Ironically, if we want to increase home ownership, the OECD points out that one of the best things we could do is tax the effective return on house ownership. The OECD points out that tax loopholes around housing tend to get exploited by the rich, which drives up house prices and puts them out of reach of those on limited incomes.
What happens in other countries?
New Zealand shares its obsession with home ownership with many other Anglo nations, but this isn’t the case everywhere in the world. In many parts of Europe, long term renting is the norm. These nations often have strong laws to support the rights of renters, however, there is nothing to stop people asking for long-term agreements in New Zealand. Many landlords would appreciate the certainty of a long-term tenant.
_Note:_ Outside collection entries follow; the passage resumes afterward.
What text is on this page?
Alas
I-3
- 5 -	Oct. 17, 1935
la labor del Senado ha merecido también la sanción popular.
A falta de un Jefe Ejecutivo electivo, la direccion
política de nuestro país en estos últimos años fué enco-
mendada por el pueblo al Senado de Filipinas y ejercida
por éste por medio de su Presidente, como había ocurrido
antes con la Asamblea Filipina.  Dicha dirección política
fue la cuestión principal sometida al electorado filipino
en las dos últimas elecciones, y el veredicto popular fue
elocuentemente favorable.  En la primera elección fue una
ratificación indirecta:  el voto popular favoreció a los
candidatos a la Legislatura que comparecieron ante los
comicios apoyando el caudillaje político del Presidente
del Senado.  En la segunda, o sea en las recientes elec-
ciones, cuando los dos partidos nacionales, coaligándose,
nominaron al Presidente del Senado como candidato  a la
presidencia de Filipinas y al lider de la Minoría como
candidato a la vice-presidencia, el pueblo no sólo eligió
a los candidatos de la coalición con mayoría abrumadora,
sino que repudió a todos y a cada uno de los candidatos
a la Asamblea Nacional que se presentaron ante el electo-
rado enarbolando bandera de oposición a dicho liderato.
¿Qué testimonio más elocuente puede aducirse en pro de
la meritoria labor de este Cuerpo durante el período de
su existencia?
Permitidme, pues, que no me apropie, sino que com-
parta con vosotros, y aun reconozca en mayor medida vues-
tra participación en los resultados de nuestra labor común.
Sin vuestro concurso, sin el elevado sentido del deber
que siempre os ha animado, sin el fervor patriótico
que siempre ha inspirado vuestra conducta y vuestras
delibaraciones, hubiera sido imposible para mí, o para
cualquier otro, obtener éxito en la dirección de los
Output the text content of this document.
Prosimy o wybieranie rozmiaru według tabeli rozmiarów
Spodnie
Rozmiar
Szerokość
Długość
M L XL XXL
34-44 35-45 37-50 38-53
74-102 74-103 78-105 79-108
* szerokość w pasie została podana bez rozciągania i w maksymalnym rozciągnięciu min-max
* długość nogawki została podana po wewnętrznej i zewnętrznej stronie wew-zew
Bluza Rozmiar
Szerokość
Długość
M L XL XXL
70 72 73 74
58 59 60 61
There are many very advanced nations with lower home ownership rates than New Zealand – such as Germany and Denmark. These countries seem to handle lower rates of home ownership without their social fabric falling apart. That is probably because they have long-term tenant arrangements that provide the same level of social stability and engagement in the local community.
Is owning your own home really part of the Kiwi dream? Should we be worried about falling rates of home ownership in Auckland? It really isn’t clear that a society where people own their own home is any better off than one where people don’t. Regardless, if encouraging home ownership is our goal, having tax breaks on housing are not the way to do it.